What does it mean to “judge” something? What are the preconditions and the necessary prerequisites for the formulation of a judgement (be it a cognitive judgement, a moral judgement, or an aesthetic judgement)? Is there a special relationship between finalism and judgement and, if yes, in what sense? The relationship between finalism and judgment has been typically understood along two main lines of interpretation: on the one hand, as the finalism attributed by judging to certain objects or phenomena; on the other hand, from the point of view of the finality of judging itself, i.e., the teleological orientation of judging in the global dimension of life.
This issue of Aisthesis includes a selection of highly relevant contributions to the topic “Judgement and finalism”, with the aim of bringing to the fore the circular movement that seems to characterize every judgement in itself – from nature, and from the nature of our mind, to the objects, structures, natural kinds etc. that populate the world, and reversely from the world to the mind.

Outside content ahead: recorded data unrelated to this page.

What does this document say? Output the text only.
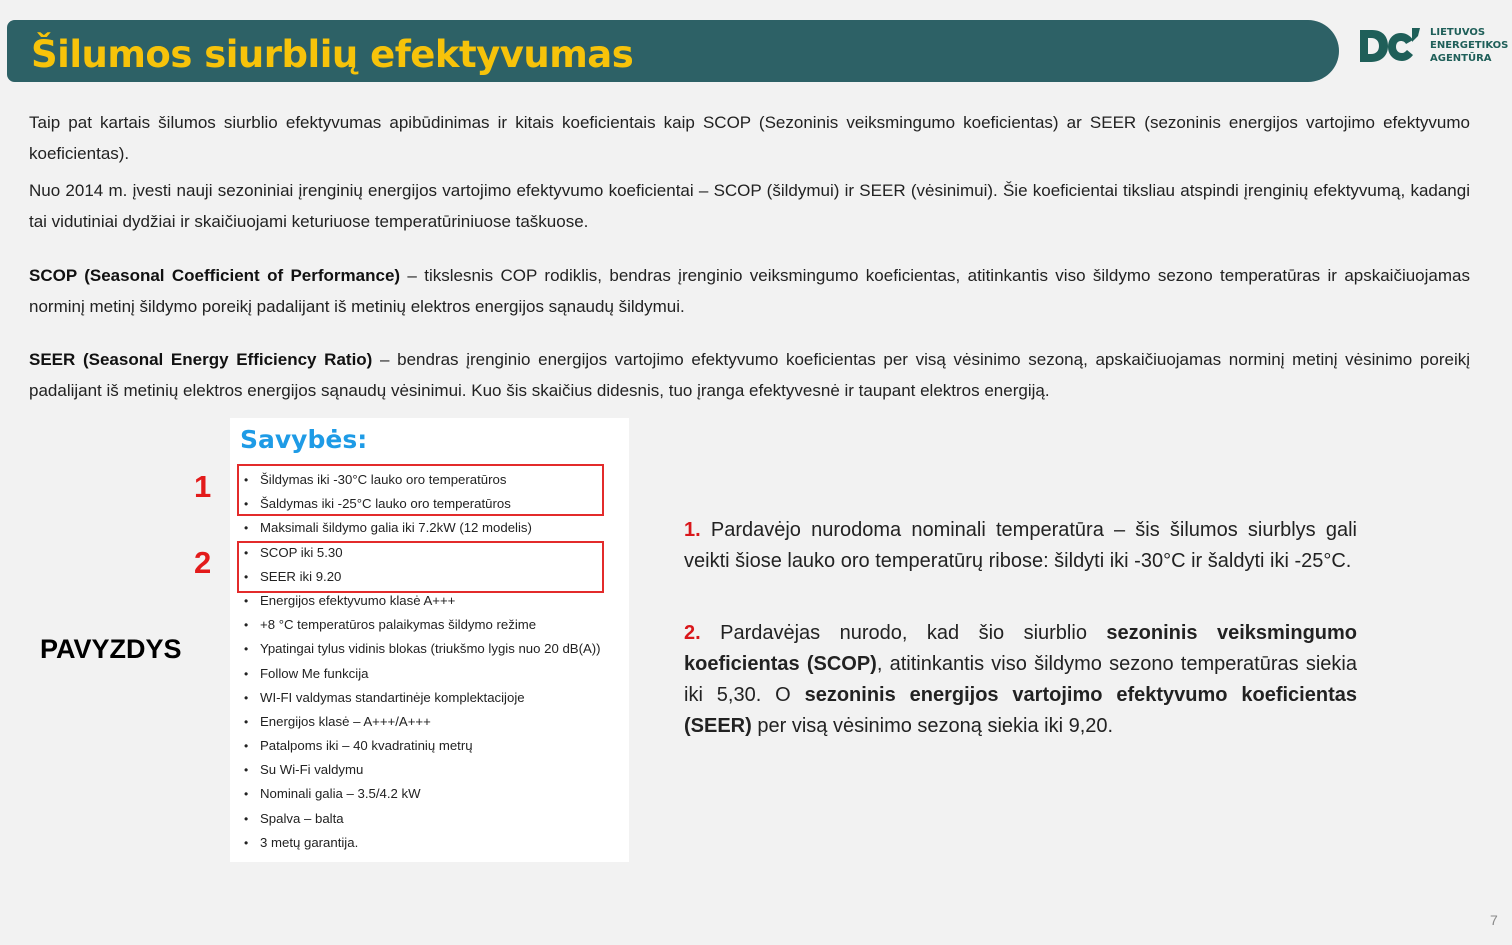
Šilumos siurblių efektyvumas
LIETUVOS
ENERGETIKOS
AGENTŪRA
Taip pat kartais šilumos siurblio efektyvumas apibūdinimas ir kitais koeficientais kaip SCOP (Sezoninis veiksmingumo koeficientas) ar SEER (sezoninis energijos vartojimo efektyvumo koeficientas).
Nuo 2014 m. įvesti nauji sezoniniai įrenginių energijos vartojimo efektyvumo koeficientai – SCOP (šildymui) ir SEER (vėsinimui). Šie koeficientai tiksliau atspindi įrenginių efektyvumą, kadangi tai vidutiniai dydžiai ir skaičiuojami keturiuose temperatūriniuose taškuose.
SCOP (Seasonal Coefficient of Performance) – tikslesnis COP rodiklis, bendras įrenginio veiksmingumo koeficientas, atitinkantis viso šildymo sezono temperatūras ir apskaičiuojamas norminį metinį šildymo poreikį padalijant iš metinių elektros energijos sąnaudų šildymui.
SEER (Seasonal Energy Efficiency Ratio) – bendras įrenginio energijos vartojimo efektyvumo koeficientas per visą vėsinimo sezoną, apskaičiuojamas norminį metinį vėsinimo poreikį padalijant iš metinių elektros energijos sąnaudų vėsinimui. Kuo šis skaičius didesnis, tuo įranga efektyvesnė ir taupant elektros energiją.
PAVYZDYS
Savybės:
• Šildymas iki -30°C lauko oro temperatūros
• Šaldymas iki -25°C lauko oro temperatūros
• Maksimali šildymo galia iki 7.2kW (12 modelis)
• SCOP iki 5.30
• SEER iki 9.20
• Energijos efektyvumo klasė A+++
• +8 °C temperatūros palaikymas šildymo režime
• Ypatingai tylus vidinis blokas (triukšmo lygis nuo 20 dB(A))
• Follow Me funkcija
• WI-FI valdymas standartinėje komplektacijoje
• Energijos klasė – A+++/A+++
• Patalpoms iki – 40 kvadratinių metrų
• Su Wi-Fi valdymu
• Nominali galia – 3.5/4.2 kW
• Spalva – balta
• 3 metų garantija.
1
2
1. Pardavėjo nurodoma nominali temperatūra – šis šilumos siurblys gali veikti šiose lauko oro temperatūrų ribose: šildyti iki -30°C ir šaldyti iki -25°C.
2. Pardavėjas nurodo, kad šio siurblio sezoninis veiksmingumo koeficientas (SCOP), atitinkantis viso šildymo sezono temperatūras siekia iki 5,30. O sezoninis energijos vartojimo efektyvumo koeficientas (SEER) per visą vėsinimo sezoną siekia iki 9,20.
7
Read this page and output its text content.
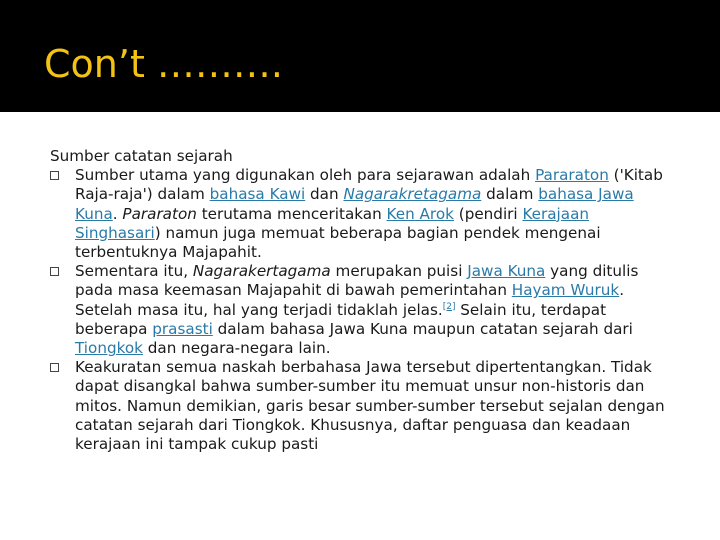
Con’t ……….
Sumber catatan sejarah
Sumber utama yang digunakan oleh para sejarawan adalah Pararaton ('Kitab Raja-raja') dalam bahasa Kawi dan Nagarakretagama dalam bahasa Jawa Kuna. Pararaton terutama menceritakan Ken Arok (pendiri Kerajaan Singhasari) namun juga memuat beberapa bagian pendek mengenai terbentuknya Majapahit.
Sementara itu, Nagarakertagama merupakan puisi Jawa Kuna yang ditulis pada masa keemasan Majapahit di bawah pemerintahan Hayam Wuruk. Setelah masa itu, hal yang terjadi tidaklah jelas.[2] Selain itu, terdapat beberapa prasasti dalam bahasa Jawa Kuna maupun catatan sejarah dari Tiongkok dan negara-negara lain.
Keakuratan semua naskah berbahasa Jawa tersebut dipertentangkan. Tidak dapat disangkal bahwa sumber-sumber itu memuat unsur non-historis dan mitos. Namun demikian, garis besar sumber-sumber tersebut sejalan dengan catatan sejarah dari Tiongkok. Khususnya, daftar penguasa dan keadaan kerajaan ini tampak cukup pasti
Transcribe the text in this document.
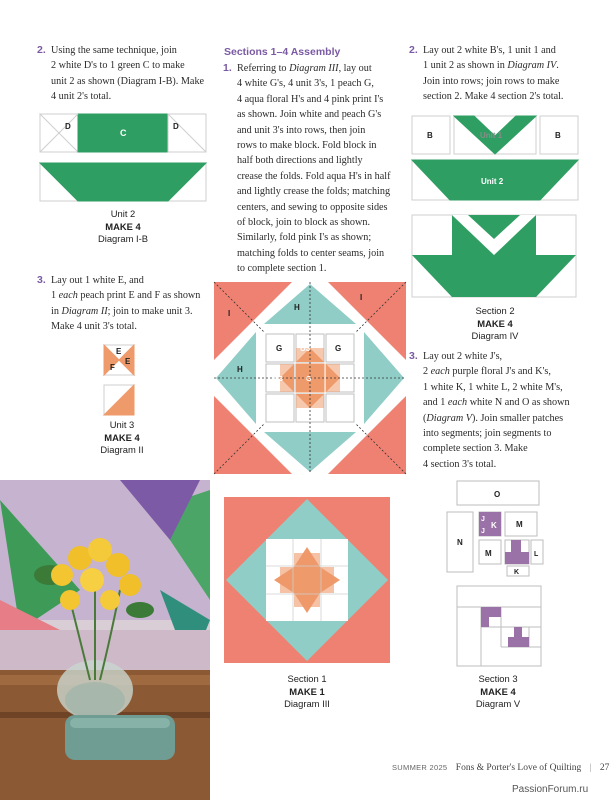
2. Using the same technique, join

2 white D's to 1 green C to make

unit 2 as shown (Diagram I-B). Make

4 unit 2's total.

D
C
D
Unit 2
MAKE 4
Diagram I-B
3. Lay out 1 white E, and

1 each peach print E and F as shown

in Diagram II; join to make unit 3.

Make 4 unit 3's total.

E
E
F
Unit 3
MAKE 4
Diagram II
Sections 1–4 Assembly
1. Referring to Diagram III, lay out

4 white G's, 4 unit 3's, 1 peach G,

4 aqua floral H's and 4 pink print I's

as shown. Join white and peach G's

and unit 3's into rows, then join

rows to make block. Fold block in

half both directions and lightly

crease the folds. Fold aqua H's in half

and lightly crease the folds; matching

centers, and sewing to opposite sides

of block, join to block as shown.

Similarly, fold pink I's as shown;

matching folds to center seams, join

to complete section 1.

I
I
H
H
G	G
U3
U3	G
Section 1
MAKE 1
Diagram III
2. Lay out 2 white B's, 1 unit 1 and

1 unit 2 as shown in Diagram IV.

Join into rows; join rows to make

section 2. Make 4 section 2's total.

B	Unit 1	B
Unit 2
Section 2
MAKE 4
Diagram IV
3. Lay out 2 white J's,

2 each purple floral J's and K's,

1 white K, 1 white L, 2 white M's,

and 1 each white N and O as shown

(Diagram V). Join smaller patches

into segments; join segments to

complete section 3. Make

4 section 3's total.

J
J
K M
M	L
K
O
N
Section 3
MAKE 4
Diagram V
SUMMER 2025 Fons & Porter's Love of Quilting | 27
PassionForum.ru
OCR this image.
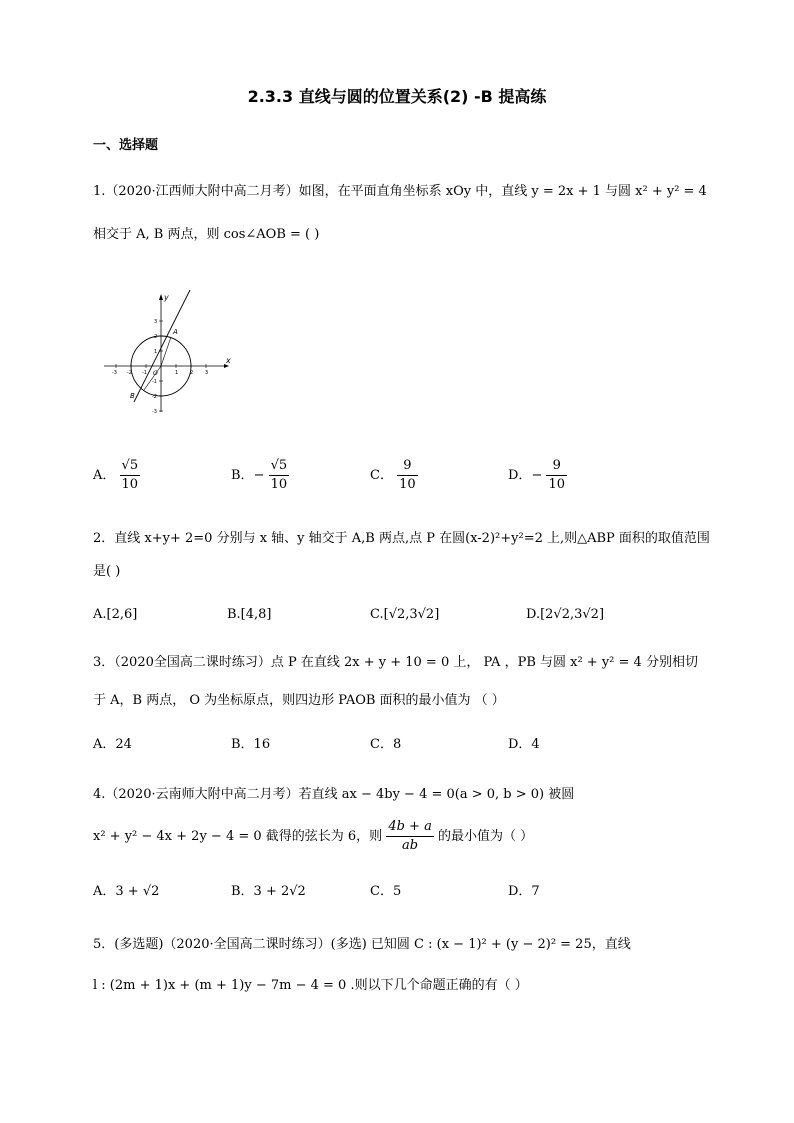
2.3.3 直线与圆的位置关系(2) -B 提高练
一、选择题
1.（2020·江西师大附中高二月考）如图，在平面直角坐标系 xOy 中，直线 y = 2x + 1 与圆 x² + y² = 4
相交于 A, B 两点，则 cos∠AOB = ( )
x
y
-3 -2 -1	1 2 3
3
2
1
-1
-2
-3
A
B
O
A． $\frac{√5}{10}$	B．− $\frac{√5}{10}$	C． $\frac{9}{10}$	D．− $\frac{9}{10}$
2．直线 x+y+ 2=0 分别与 x 轴、y 轴交于 A,B 两点,点 P 在圆(x-2)²+y²=2 上,则△ABP 面积的取值范围
是( )
A.[2,6]	B.[4,8]	C.[√2,3√2]	D.[2√2,3√2]
3．（2020全国高二课时练习）点 P 在直线 2x + y + 10 = 0 上， PA ，PB 与圆 x² + y² = 4 分别相切
于 A，B 两点， O 为坐标原点，则四边形 PAOB 面积的最小值为 （ ）
A．24	B．16	C．8	D．4
4.（2020·云南师大附中高二月考）若直线 ax − 4by − 4 = 0(a > 0, b > 0) 被圆
x² + y² − 4x + 2y − 4 = 0 截得的弦长为 6，则 $\frac{4b + a}{ab}$ 的最小值为（ ）
A．3 + √2	B．3 + 2√2	C．5	D．7
5．(多选题)（2020·全国高二课时练习）(多选) 已知圆 C : (x − 1)² + (y − 2)² = 25，直线
l : (2m + 1)x + (m + 1)y − 7m − 4 = 0 .则以下几个命题正确的有（ ）
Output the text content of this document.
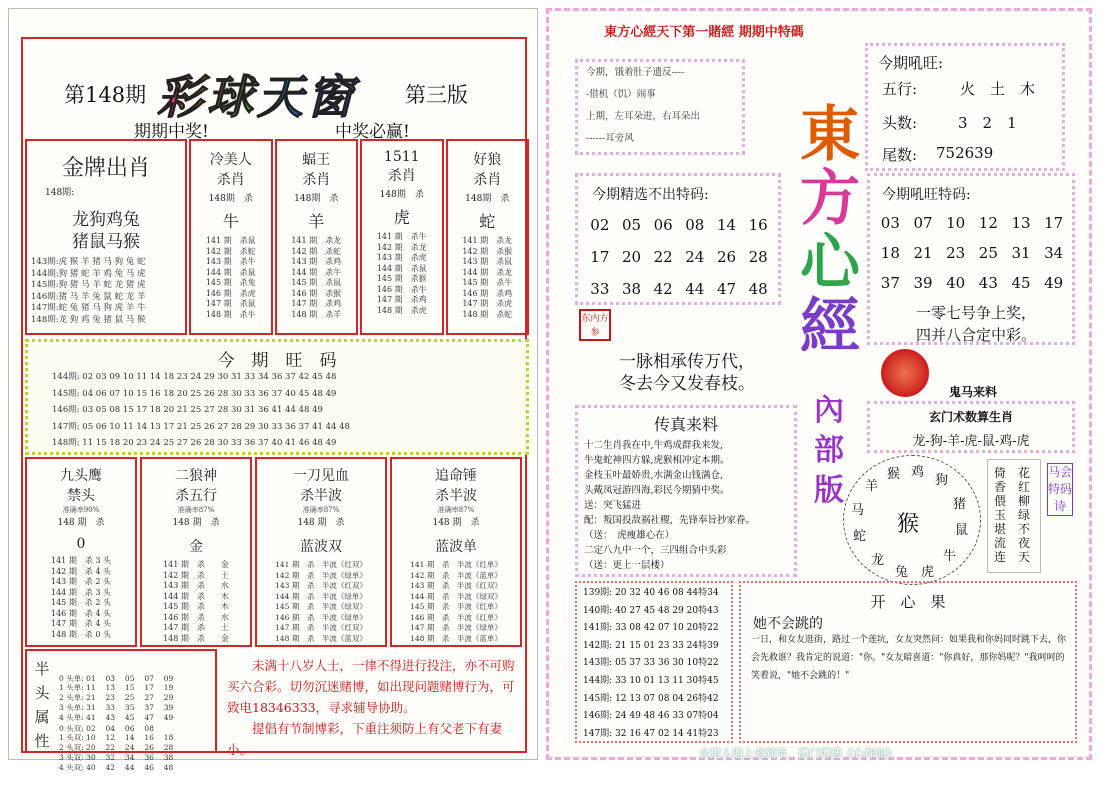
第148期 彩球天窗 第三版
期期中奖!	中奖必赢!
金牌出肖
148期:
龙狗鸡兔
猪鼠马猴
143期:虎 猴 羊 猪 马 狗 兔 蛇
144期:狗 猪 蛇 羊 鸡 兔 马 虎
145期:狗 猪 马 羊 蛇 龙 猪 虎
146期:猪 马 羊 兔 鼠 蛇 龙 羊
147期:蛇 兔 猪 马 狗 虎 羊 牛
148期:龙 狗 鸡 兔 猪 鼠 马 猴
冷美人
杀肖
148期　杀
牛
141 期　杀鼠
142 期　杀蛇
143 期　杀牛
144 期　杀鼠
145 期　杀兔
146 期　杀虎
147 期　杀鼠
148 期　杀牛
蝠王
杀肖
148期　杀
羊
141 期　杀龙
142 期　杀蛇
143 期　杀鸡
144 期　杀牛
145 期　杀鼠
146 期　杀猴
147 期　杀鸡
148 期　杀羊
1511
杀肖
148期　杀
虎
141 期　杀牛
142 期　杀龙
143 期　杀虎
144 期　杀鼠
145 期　杀猴
146 期　杀牛
147 期　杀鸡
148 期　杀虎
好狼
杀肖
148期　杀
蛇
141 期　杀龙
142 期　杀猴
143 期　杀鼠
144 期　杀龙
145 期　杀牛
146 期　杀鸡
147 期　杀虎
148 期　杀蛇
今　期　旺　码
144期: 02 03 09 10 11 14 18 23 24 29 30 31 33 34 36 37 42 45 48
145期: 04 06 07 10 15 16 18 20 25 26 28 30 33 36 37 40 45 48 49
146期: 03 05 08 15 17 18 20 21 25 27 28 30 31 36 41 44 48 49
147期: 05 06 10 11 14 13 17 21 25 26 27 28 29 30 33 36 37 41 44 48
148期: 11 15 18 20 23 24 25 27 26 28 30 33 36 37 40 41 46 48 49
九头鹰
禁头
准确率90%
148 期　杀
0
141 期　杀 3 头
142 期　杀 4 头
143 期　杀 2 头
144 期　杀 3 头
145 期　杀 2 头
146 期　杀 4 头
147 期　杀 4 头
148 期　杀 0 头
二狼神
杀五行
准确率87%
148 期　杀
金
141 期　杀　　金
142 期　杀　　土
143 期　杀　　水
144 期　杀　　木
145 期　杀　　木
146 期　杀　　水
147 期　杀　　土
148 期　杀　　金
一刀见血
杀半波
准确率87%
148 期　杀
蓝波双
141 期　杀　半波《红双》
142 期　杀　半波《绿单》
143 期　杀　半波《红双》
144 期　杀　半波《绿单》
145 期　杀　半波《绿双》
146 期　杀　半波《绿单》
147 期　杀　半波《红双》
148 期　杀　半波《蓝双》
追命锤
杀半波
准确率87%
148 期　杀
蓝波单
141 期　杀　半波《红单》
142 期　杀　半波《蓝单》
143 期　杀　半波《红双》
144 期　杀　半波《绿双》
145 期　杀　半波《红单》
146 期　杀　半波《红单》
147 期　杀　半波《绿单》
148 期　杀　半波《蓝单》
半头属性

0 头单: 01　 03　 05　 07　 09
1 头单: 11　 13　 15　 17　 19
2 头单: 21　 23　 25　 27　 29
3 头单: 31　 33　 35　 37　 39
4 头单: 41　 43　 45　 47　 49
0 头双: 02　 04　 06　 08
1 头双: 10　 12　 14　 16　 18
2 头双: 20　 22　 24　 26　 28
3 头双: 30　 32　 34　 36　 38
4 头双: 40　 42　 44　 46　 48

未满十八岁人士，一律不得进行投注，亦不可购买六合彩。切勿沉迷赌博，如出现问题赌博行为，可致电18346333，寻求辅导协助。
提倡有节制博彩，下重注须防上有父老下有妻小。
東方心經天下第一賭經 期期中特碼
今期，饿着肚子遗反----
-借机（饥）闹事
上期，左耳朵进，右耳朵出
------耳旁风
今期吼旺:
五行:	火　土　木
头数:	3　2　1
尾数: 752639
今期精选不出特码:
02 05 06 08 14 16
17 20 22 24 26 28
33 38 42 44 47 48
東
方
心
經
內部版
今期吼旺特码:
03 07 10 12 13 17
18 21 23 25 31 34
37 39 40 43 45 49
一零七号争上奖，
四并八合定中彩。
东内方参
一脉相承传万代，
冬去今又发春枝。	鬼马来料
玄门术数算生肖
龙-狗-羊-虎-鼠-鸡-虎
传真来料
十二生肖我在中,牛鸡成群我来发,
牛鬼蛇神四方躲,虎猴相冲定本期。
金枝玉叶最娇贵,水满金山钱满仓,
头戴凤冠游四海,彩民今期猜中奖。
送：突飞猛进
配：叛国投敌祸社稷，先锋奉旨抄家眷。
（送：　虎瘦雄心在）
二定八九中一个，三四组合中头彩
（送：更上一层楼）
猴
羊
猴 鸡
狗
猪
鼠
牛
虎
兔
龙
蛇
马
倚香偎玉堪流连
花红柳绿不夜天
马会特码诗
139期: 20 32 40 46 08 44特34
140期: 40 27 45 48 29 20特43
141期: 33 08 42 07 10 20特22
142期: 21 15 01 23 33 24特39
143期: 05 37 33 36 30 10特22
144期: 33 10 01 13 11 30特45
145期: 12 13 07 08 04 26特42
146期: 24 49 48 46 33 07特04
147期: 32 16 47 02 14 41特23
开　心　果
她不会跳的
一日，和女友逛街，路过一个莲坑，女友突然问：如果我和你妈同时跳下去，你会先救谁？我肯定的说道："你。"女友暗喜道："你真好，那你妈呢？"我呵呵的笑着说，"她不会跳的！"
合道人遇上老到手，澳门博通《心神仙》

Kant’s Critique of the Power of Judgement plays, in this respect, a very fundamental role, as the papers by Stefano Velotti, Luigi Filieri, Lorenzo Sala, and Antonio Branca show brilliantly. Andrea Lanza and Barbara Santini discuss the interconnections between teleology and judgement in the frame, respectively, of Husserl’s phenomenology and Friedrich Hölderlin’s poetic philosophy. The idea that finalism and the dynamics of judgement have much to do with each other opens new links to disciplines other than philosophy and to an interdisciplinary approach to the activity of judging in research fields such as psychology, cognitive sciences, biology. This is the perspective adopted by Francesco Vitale, in his paper on Ernst Mayr’s teleonomy, and by Onerva Kiianlinna, in her a paper on epigenesis and modularity in Evolutionary Aesthetics.
This present issue is further enriched by a substantial focus on images and the aesthetic experience in the digital age (Fabrizio Desideri, Francesca Perotto, Caterina Zaira) and by a multifaceted and intriguing “Varia” section, with contributions by Ricardo Ibarlucia, Mariya Veleva, David Alvaro Gonzàlez, Carmelo Colangelo.